Kambosos will make $2,106,300 and Teofimo $3.9117 million if Triller stages the fight on October 16th. But if Triller relinquishes their rights and Matchroom stages the contest, Kambosos Jr. will get $1.2271 million and Teofimo $2.2789 million.  That’s a significant drop-off in pay for both fighters if Triller relinquishes their rights to the fight.

It’s challenging to believe Kambosos Jr. will continue to refuse to sign up on the fight knowing that he could make less money if Triller relinquishes their rights for the contest, leaving it to the highest bidder Matchroom Boxing.

Teofimo, 24, has agreed to move the fight from October 4th to 16th, but Triller still needs Kambosos.

“The same contract that Teofimo signed is sitting in front of Kambosos to sign to fight on the 16th,” Kavanaugh said to ESPN. “Triller is not going to pay anything extra or make extra accommodations, as it didn’t for Teofimo.

Triller is already paying him close to 10 times what he’s [Kambosos Jr] made in the past. If he were for some reason to not do this deal with us, he would make significantly less. We are confident this fight is occurring, and he’s going to sign the contract soon.”

Teofimo was previously scheduled to defend his four lightweight titles against Kambosos on October 4th at Madison Square Garden in New York.

Triller changed their minds about staging the Teofimo-Kambosos Jr. fight on that date when it became known that they would be going head to head with the Raiders vs. Chargers NFL game on the same Monday night.

Teofimo wisely inked his portion of the contract to move the fight to October 16th, as he and his father want to get this fight with Kambosos out of the way so they can move on to bigger fights.

Teofimo needs to move on

They’ve already invested a year with this fight, and they want to get it over with, so they can go after undisputed light welterweight champion Josh Taylor.

In hindsight, Teofimo should have vacated his IBF lightweight title when the International Boxing Federation ordered him to defend against Kambosos.

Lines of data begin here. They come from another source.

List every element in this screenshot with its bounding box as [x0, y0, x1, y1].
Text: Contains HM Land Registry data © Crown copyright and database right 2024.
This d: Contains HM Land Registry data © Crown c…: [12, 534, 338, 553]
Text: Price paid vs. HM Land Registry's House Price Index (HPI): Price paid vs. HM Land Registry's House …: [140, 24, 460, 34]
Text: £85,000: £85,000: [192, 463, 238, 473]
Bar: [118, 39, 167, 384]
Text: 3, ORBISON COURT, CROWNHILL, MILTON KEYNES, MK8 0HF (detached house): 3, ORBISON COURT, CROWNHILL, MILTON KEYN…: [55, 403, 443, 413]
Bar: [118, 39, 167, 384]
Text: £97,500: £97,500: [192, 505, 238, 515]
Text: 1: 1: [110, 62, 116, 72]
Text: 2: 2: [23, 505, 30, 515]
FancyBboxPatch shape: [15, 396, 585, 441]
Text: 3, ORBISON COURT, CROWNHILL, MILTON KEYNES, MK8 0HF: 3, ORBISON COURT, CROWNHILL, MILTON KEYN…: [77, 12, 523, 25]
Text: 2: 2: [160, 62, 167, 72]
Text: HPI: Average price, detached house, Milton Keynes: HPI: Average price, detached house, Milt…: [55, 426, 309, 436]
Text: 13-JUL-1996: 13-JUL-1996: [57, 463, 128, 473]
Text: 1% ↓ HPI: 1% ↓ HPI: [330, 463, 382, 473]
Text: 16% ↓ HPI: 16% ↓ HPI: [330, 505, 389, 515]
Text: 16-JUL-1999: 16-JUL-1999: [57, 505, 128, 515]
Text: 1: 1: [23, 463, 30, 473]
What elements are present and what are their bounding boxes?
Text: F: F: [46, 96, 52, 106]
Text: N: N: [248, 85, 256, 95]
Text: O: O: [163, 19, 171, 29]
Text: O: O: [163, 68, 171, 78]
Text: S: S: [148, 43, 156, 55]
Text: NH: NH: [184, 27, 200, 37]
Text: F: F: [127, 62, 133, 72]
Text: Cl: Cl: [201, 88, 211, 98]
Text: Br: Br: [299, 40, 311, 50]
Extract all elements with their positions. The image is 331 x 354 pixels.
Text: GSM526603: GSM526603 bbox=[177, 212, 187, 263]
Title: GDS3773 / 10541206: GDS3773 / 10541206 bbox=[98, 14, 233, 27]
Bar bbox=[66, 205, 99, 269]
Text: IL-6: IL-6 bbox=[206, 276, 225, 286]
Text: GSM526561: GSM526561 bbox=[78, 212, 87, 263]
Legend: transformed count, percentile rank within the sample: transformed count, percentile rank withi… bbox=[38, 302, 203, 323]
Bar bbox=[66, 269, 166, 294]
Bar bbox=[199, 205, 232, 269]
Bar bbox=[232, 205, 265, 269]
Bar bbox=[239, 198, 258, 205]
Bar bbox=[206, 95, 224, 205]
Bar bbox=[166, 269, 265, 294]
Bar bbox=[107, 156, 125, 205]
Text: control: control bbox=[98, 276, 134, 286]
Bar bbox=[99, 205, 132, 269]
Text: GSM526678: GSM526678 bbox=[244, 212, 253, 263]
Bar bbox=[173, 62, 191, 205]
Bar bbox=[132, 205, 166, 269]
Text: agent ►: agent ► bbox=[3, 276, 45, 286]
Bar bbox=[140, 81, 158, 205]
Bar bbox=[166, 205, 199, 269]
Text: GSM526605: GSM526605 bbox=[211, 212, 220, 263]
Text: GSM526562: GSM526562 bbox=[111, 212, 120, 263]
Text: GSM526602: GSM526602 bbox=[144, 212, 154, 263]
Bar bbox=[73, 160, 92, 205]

Teofimo had massive opportunities for bigger fights against Vasily Lomachenko, Ryan Garcia, Devin Haney, and Joseph Jo Jo’ Diaz Jr.. Still, instead, he took the least compelling option by choosing to defend against Kambosos.

Was that move by Teofimo based on fear?  It doesn’t make sense, but that decision has cost Teofimo a year of his career. If Teofimo continues to make bizarre moves in the future, he might not have much to show when his career is up.